Não gostei mesmo nada da estratégia de tomada do poder no PS pelo António Costa. E nunca lhe augurei grandes coisas, ao contrário daqueles que o empurraram, do centro à direita, para a liderança do PS logo que o Seguro não aceitou a proposta cavaquista de eleições antecipadas em troca do centrão.
E esse foi o primeiro momento-chave de Costa, quando o empurraram para o topo, anunciando-o como o messias que não era, mas que ele acreditou ser, com o apoio mediático indispensável e os compromissos bem preparados para o cenário pós-eleitoral.
Que se ganhasse com maioria absoluta seria primeiro-ministro absoluto, só não lhe dizendo que tudo estava preparado para que, subitamente, os “indicadores” aparecessem maravilhosos, a devolução da sobretaxa surgisse milagrosamente do nada e tudo se inclinasse para um de dois desfechos eleitorais diferentes do prometido: ou uma vitória com maioria relativa que levaria a turbulência no PSD e a uma eventual sucessão amigável para o PS, com o tal governo de aceitação central, ou a derrota que aconteceu, reservando-se a Costa e ao enfraquecido PS o papel de muleta do governo da coligação.

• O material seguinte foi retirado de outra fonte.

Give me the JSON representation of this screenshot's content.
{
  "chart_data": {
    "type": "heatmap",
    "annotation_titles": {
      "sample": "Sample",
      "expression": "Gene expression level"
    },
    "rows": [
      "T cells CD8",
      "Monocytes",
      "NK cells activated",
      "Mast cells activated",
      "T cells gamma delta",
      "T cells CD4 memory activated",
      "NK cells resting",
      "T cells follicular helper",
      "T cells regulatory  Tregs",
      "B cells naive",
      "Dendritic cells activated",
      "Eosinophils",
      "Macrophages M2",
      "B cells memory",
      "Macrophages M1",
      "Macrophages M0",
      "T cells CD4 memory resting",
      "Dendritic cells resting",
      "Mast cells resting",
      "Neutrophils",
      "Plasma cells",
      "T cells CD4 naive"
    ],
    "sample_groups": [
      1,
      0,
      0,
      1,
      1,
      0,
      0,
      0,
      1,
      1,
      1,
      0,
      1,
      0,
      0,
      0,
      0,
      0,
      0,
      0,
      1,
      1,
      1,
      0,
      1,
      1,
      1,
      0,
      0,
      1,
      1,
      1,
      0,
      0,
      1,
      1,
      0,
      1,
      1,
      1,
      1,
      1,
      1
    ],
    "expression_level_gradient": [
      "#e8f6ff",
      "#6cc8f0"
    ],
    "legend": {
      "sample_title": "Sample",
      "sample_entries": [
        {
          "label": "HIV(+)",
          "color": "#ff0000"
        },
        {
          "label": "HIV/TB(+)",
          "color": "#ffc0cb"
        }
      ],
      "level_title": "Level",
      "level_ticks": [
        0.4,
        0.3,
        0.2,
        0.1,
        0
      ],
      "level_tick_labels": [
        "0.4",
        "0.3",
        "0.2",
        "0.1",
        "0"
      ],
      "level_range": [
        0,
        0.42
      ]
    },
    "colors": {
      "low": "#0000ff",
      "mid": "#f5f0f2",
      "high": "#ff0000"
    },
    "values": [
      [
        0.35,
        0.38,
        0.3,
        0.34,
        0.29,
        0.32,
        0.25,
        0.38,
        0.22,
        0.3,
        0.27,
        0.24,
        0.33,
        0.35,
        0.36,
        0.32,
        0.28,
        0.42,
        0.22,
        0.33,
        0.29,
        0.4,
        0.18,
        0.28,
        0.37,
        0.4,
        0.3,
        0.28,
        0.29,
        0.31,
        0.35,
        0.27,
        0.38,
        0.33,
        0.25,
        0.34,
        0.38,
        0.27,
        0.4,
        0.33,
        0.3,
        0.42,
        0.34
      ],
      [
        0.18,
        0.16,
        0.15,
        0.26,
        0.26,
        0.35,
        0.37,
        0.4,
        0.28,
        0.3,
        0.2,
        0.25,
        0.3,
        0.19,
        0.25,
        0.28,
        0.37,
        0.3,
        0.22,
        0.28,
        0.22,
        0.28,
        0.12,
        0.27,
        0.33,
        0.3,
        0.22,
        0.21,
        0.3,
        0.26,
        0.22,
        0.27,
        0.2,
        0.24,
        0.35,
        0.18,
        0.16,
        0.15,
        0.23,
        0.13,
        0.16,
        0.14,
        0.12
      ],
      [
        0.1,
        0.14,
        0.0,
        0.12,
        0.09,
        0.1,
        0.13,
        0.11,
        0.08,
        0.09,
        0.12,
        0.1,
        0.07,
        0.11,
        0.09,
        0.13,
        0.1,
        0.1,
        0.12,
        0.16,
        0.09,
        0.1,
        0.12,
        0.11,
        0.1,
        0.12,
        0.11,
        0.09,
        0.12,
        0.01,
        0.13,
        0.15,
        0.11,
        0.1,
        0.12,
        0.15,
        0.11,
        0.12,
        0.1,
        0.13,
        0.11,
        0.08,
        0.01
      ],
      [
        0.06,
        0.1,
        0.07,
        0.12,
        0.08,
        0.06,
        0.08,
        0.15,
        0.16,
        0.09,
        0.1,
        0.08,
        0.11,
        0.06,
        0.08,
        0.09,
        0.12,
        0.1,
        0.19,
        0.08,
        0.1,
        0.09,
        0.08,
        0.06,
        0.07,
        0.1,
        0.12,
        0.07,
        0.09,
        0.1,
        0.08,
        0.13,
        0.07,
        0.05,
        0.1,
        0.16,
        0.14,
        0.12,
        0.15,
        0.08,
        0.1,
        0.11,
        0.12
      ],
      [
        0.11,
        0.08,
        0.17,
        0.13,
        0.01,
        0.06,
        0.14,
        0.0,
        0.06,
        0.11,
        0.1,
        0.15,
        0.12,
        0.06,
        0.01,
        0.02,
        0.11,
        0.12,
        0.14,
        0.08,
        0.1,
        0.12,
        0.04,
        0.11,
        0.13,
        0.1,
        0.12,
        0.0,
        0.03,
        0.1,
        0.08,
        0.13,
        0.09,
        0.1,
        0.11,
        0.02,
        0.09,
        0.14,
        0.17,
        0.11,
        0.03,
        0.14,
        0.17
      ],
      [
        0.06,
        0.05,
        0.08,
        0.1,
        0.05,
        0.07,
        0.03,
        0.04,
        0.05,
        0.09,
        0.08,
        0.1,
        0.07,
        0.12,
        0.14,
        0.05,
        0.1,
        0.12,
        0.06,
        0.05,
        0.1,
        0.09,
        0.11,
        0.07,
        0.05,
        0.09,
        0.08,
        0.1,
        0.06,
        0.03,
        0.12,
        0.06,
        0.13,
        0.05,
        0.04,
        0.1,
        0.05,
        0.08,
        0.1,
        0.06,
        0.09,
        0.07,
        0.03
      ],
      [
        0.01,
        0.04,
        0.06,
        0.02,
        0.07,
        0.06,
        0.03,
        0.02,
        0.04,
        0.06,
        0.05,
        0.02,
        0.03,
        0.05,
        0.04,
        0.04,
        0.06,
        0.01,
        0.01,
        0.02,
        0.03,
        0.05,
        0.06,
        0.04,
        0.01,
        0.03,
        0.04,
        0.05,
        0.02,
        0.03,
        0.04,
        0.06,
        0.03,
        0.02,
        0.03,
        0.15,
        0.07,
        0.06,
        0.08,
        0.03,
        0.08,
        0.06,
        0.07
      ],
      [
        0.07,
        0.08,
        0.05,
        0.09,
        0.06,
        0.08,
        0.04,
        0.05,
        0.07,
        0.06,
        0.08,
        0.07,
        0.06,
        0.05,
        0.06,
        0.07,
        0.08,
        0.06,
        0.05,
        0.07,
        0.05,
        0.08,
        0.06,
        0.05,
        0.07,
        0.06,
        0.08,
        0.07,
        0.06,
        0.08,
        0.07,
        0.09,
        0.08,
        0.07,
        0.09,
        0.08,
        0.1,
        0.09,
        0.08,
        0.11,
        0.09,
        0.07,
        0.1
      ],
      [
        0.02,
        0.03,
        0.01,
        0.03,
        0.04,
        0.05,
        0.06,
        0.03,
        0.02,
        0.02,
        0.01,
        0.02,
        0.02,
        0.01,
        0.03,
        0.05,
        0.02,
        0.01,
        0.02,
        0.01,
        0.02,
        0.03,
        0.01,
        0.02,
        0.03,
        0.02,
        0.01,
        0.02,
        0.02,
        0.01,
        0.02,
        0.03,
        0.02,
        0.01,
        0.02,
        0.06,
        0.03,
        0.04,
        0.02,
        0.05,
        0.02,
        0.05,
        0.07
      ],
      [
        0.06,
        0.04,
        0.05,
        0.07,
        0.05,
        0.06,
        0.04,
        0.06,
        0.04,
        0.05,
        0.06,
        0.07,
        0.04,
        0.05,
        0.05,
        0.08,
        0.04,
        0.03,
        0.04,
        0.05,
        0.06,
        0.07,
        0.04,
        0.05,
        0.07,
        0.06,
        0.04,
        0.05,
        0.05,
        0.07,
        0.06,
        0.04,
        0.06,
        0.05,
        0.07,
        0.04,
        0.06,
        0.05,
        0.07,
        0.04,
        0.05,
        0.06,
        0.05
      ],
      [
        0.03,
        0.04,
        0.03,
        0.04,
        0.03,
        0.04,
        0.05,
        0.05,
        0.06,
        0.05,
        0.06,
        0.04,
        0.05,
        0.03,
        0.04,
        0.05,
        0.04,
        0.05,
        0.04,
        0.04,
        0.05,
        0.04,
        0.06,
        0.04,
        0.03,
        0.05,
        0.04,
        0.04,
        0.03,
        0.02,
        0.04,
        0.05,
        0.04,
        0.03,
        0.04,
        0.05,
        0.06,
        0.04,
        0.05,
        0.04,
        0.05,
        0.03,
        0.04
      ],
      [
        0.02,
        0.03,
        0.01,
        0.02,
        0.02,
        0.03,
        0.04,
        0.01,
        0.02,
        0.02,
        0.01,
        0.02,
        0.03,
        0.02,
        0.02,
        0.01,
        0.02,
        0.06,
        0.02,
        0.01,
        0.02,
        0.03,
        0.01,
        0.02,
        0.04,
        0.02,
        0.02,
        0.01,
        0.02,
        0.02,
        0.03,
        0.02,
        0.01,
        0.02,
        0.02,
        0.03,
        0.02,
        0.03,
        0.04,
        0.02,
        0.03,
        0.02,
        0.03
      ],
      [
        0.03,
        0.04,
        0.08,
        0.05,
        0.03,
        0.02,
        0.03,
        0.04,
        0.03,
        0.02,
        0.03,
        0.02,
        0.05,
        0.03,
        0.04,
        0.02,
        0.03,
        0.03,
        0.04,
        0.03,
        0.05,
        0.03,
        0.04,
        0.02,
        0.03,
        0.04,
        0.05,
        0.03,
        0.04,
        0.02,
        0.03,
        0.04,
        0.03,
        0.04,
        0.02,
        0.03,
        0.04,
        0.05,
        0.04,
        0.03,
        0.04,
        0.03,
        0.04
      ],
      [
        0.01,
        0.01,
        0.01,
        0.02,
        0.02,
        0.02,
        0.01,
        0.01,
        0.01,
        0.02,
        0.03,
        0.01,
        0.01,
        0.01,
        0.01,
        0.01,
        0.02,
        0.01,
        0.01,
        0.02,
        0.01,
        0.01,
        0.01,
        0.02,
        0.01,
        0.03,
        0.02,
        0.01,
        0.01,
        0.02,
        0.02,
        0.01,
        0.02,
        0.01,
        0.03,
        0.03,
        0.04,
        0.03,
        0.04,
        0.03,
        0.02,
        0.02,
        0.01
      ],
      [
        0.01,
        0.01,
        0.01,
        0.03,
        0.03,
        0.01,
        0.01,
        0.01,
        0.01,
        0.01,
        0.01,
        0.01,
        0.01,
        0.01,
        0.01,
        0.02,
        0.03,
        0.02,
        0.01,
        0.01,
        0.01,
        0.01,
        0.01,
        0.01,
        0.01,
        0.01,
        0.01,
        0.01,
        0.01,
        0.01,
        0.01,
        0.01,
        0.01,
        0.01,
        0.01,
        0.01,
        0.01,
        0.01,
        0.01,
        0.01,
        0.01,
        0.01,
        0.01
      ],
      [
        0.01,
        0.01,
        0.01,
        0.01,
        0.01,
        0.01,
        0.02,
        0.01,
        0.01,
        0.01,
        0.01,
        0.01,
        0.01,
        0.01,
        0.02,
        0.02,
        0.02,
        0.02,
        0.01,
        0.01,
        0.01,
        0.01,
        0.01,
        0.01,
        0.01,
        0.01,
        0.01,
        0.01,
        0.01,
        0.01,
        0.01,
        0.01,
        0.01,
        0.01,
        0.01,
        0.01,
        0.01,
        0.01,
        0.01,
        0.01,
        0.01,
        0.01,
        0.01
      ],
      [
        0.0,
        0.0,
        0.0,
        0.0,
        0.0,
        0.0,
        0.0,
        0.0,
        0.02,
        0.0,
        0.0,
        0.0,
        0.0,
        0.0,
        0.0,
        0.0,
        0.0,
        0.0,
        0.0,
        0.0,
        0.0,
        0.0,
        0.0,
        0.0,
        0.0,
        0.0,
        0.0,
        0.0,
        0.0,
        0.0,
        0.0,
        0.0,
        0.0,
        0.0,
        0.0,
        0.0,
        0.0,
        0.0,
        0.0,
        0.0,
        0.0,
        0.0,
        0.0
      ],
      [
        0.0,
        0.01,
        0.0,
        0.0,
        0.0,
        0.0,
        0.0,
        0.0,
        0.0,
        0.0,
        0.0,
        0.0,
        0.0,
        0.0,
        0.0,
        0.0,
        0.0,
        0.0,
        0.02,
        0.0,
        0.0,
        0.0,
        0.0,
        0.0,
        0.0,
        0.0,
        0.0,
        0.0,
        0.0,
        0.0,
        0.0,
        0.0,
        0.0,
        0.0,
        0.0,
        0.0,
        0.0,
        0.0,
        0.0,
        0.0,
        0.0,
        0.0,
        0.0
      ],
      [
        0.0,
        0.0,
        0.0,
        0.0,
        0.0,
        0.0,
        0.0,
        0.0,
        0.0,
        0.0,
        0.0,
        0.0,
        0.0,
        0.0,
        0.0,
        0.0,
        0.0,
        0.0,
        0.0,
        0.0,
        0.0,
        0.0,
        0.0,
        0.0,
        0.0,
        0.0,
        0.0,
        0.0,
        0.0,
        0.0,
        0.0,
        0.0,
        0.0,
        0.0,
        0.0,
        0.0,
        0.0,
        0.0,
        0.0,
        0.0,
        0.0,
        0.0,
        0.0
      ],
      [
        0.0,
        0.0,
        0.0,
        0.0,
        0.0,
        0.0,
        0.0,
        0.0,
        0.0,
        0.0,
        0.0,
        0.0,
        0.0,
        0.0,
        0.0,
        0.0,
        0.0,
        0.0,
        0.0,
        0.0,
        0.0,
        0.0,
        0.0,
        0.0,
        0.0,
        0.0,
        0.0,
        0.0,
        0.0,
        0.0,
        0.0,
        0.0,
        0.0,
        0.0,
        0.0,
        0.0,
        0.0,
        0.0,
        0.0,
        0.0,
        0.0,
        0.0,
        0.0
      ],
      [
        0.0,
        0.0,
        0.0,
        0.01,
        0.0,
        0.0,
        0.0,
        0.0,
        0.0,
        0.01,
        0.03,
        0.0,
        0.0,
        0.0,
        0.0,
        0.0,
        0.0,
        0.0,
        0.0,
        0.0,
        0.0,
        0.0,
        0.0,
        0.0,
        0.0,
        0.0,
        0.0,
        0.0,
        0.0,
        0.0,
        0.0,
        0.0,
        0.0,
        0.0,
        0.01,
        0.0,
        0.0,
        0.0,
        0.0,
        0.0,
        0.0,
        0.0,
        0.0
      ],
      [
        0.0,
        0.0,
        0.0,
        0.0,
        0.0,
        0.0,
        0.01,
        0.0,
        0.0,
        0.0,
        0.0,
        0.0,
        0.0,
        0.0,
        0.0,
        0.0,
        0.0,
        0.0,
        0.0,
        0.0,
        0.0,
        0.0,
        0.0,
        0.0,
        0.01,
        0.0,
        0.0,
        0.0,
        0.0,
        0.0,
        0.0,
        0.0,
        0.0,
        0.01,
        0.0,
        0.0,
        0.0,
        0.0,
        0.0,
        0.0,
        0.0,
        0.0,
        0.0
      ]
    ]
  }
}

Em qualquer dos cenários, verificar-se-ia a vitória, com benção balsâmica, da tese cavaquista de meados de 2013.
Esgotado Seguro, seguir-se-ia Costa para o papel de companheiro de estrada. Sempre com Assis como reserva.
O segundo momento-chave de Costa é quando, ainda na campanha eleitoral, percebe que vai perder e que se fizesse o esperado papel de muleta de uma coligação sem maioria absoluta, ficaria para a História como uma nota de rodapé do parágrafo reservado a Passos Coelho e Paulo Portas.

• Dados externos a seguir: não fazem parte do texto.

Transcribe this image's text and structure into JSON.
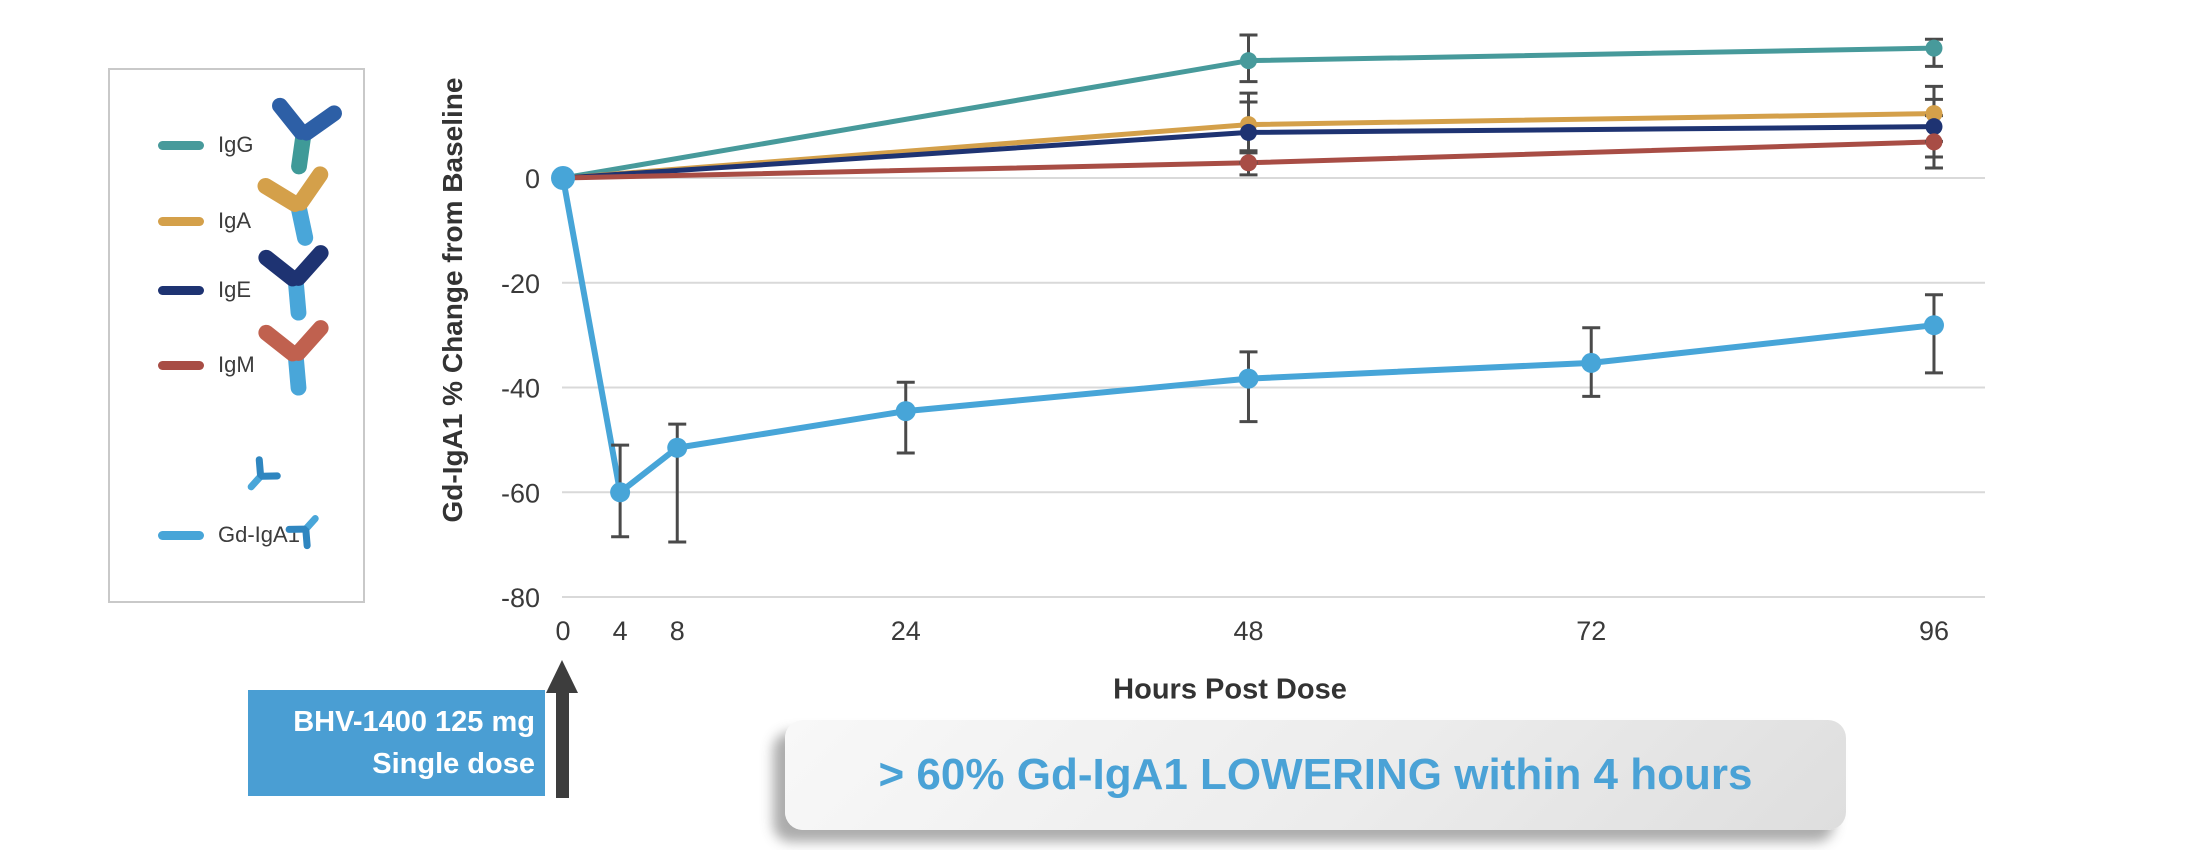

E então Costa decide romper com os compromissos esperados, lutar pela sobrevivência e pelo seu próprio parágrafo na História, anunciando desde logo o voto contra um qualquer programa de governo da coligação, o que exacerba o confronto e ameaça as tais pontes do costume sobre o centrão político.
Consumadas as eleições, a aritmética parlamentar acaba por entalar todos os partidos que tinham dito de um governo de direita o que a OMS não disse das salsichas e deixa-os com uma margem de manobra bem mais pequena do que se quer fazer crer, do PS de Costa ao PCP, passando pelo Bloco que, cedo, percebeu que era seu – e não de lebres apressadas – o tempo de avançar. Quem se encolhesse ficaria com o ónus da viabilização da continuação do governo mais de Direita dos últimos 45 anos (sim, 45 anos).
O Costa pode ter muitos defeitos e está longe de ser o líder cheio de qualidades que, em tempos, muitos dos que agora o criticam nos quiseram fazer acreditar. Mas tem uma qualidade, certamente ditada pela ambição política, que é a de ter percebido que os compromissos em que se enredara de forma implícita se destinavam apenas a manietá-lo.
O que agora se passa com ele – e só assim se explica que o tratem, do lado da direita, como traidor – e com a imensa promoção de alguma comunicação social às pretensas qualidades de Assis, apenas replica – com alacridade acrescida – o que se passou com Seguro quando não foi na conversa de Cavaco. A diferença é que Assis parece mesmo convicto dos tais compromissos responsáveis que se teceram nos bastidores, desde 2009, para que o PS ficasse sempre na zona de conforto alheia.